Dopo quattro anni dalla precedente edizione, che si era tenuta in forma ridotta a causa della pandemia Covid, si è svolta a Roma la VII Conferenza nazionale sulle dipendenze, che ha visto la numerosa partecipazione dei soggetti, pubblici e privati del terzo settore, che operano nel campo non solo delle tossicodipendenze da stupefacenti, ma anche nel campo di quelle che potremmo definire le «nuove dipendenze»: da condotte e comportamenti, legate all’abuso di internet, con giochi online (gaming), gioco d’azzardo patologico (gambling), che richiedono un’attenzione speciale per i comportamenti a rischio dei giovani e giovanissimi (10/13 anni!). In ordine alla tossicodipendenza, il messaggio unanime degli operatori sul campo è stato molto chiaro e forte: non esistono droghe leggere!
Messi in campo dell’esecutivo 165 milioni nella lotta agli stupefacenti. Meloni: «È una sfida prioritaria e un lavoro di squadra». Tra le misure varate, pure la possibilità di destinare l’8 per mille alle attività di prevenzione e recupero dei tossicodipendenti.
Il governo raddoppia sforzi e risorse nella lotta contro le dipendenze. «Dal 2024 al 2025 l’investimento economico è raddoppiato, toccando quota 165 milioni di euro» ha spiegato il premier Giorgia Meloni in occasione dell’apertura dei lavori del VII Conferenza nazionale sulle dipendenze organizzata dal Dipartimento delle politiche contro la droga e le altre dipendenze.
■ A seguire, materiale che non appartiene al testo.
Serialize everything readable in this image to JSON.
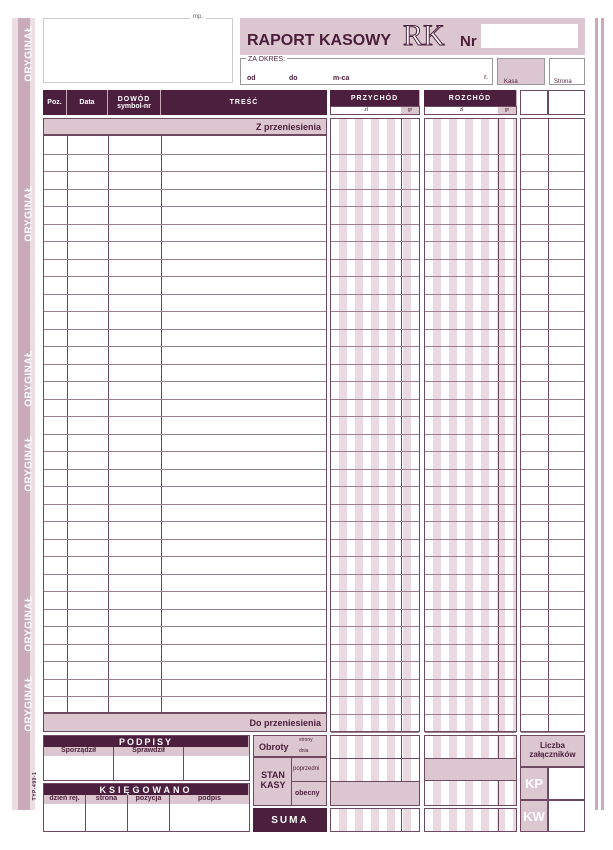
{
  "side_label": "ORYGINAŁ",
  "side_footer": "TYP-490-1",
  "stamp_label": "mp.",
  "title": "RAPORT KASOWY",
  "logo": "RK",
  "nr_label": "Nr",
  "period": {
    "label": "ZA OKRES:",
    "od": "od",
    "do": "do",
    "mca": "m-ca",
    "r": "r."
  },
  "kasa_label": "Kasa",
  "strona_label": "Strona",
  "columns": {
    "poz": "Poz.",
    "data": "Data",
    "dowod": "DOWÓD",
    "dowod_sub": "symbol-nr",
    "tresc": "TREŚĆ",
    "przychod": "PRZYCHÓD",
    "rozchod": "ROZCHÓD",
    "zl": "zł",
    "gr": "gr"
  },
  "z_przeniesienia": "Z przeniesienia",
  "do_przeniesienia": "Do przeniesienia",
  "podpisy": {
    "title": "PODPISY",
    "sporzadzil": "Sporządził",
    "sprawdzil": "Sprawdził"
  },
  "ksiegowano": {
    "title": "KSIĘGOWANO",
    "dzien": "dzień rej.",
    "strona": "strona",
    "pozycja": "pozycja",
    "podpis": "podpis"
  },
  "obroty": {
    "label": "Obroty",
    "strony": "strony",
    "dnia": "dnia"
  },
  "stan_kasy": {
    "label": "STAN KASY",
    "poprzedni": "poprzedni",
    "obecny": "obecny"
  },
  "suma": "SUMA",
  "liczba_zalacznikow": "Liczba załączników",
  "kp": "KP",
  "kw": "KW",
  "colors": {
    "dark": "#4b1f3d",
    "pink": "#dcc7d0"
  }
}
Alla presenza del presidente della Repubblica Sergio Mattarella, a cui Meloni ha rivolto i suoi sentiti ringraziamenti, il premier ha spiegato che quella contro le dipendenze è una sfida che lo Stato italiano considera prioritaria». Lo dimostra il fatto che «in questi tre anni non ci siamo limitati a stanziare più risorse, ci siamo preoccupati di costruire un nuovo metodo di lavoro fondato sul confronto e sulla condivisione delle responsabilità. Lo abbiamo fatto perché siamo consapevoli che il lavoro riesce solo se è di squadra».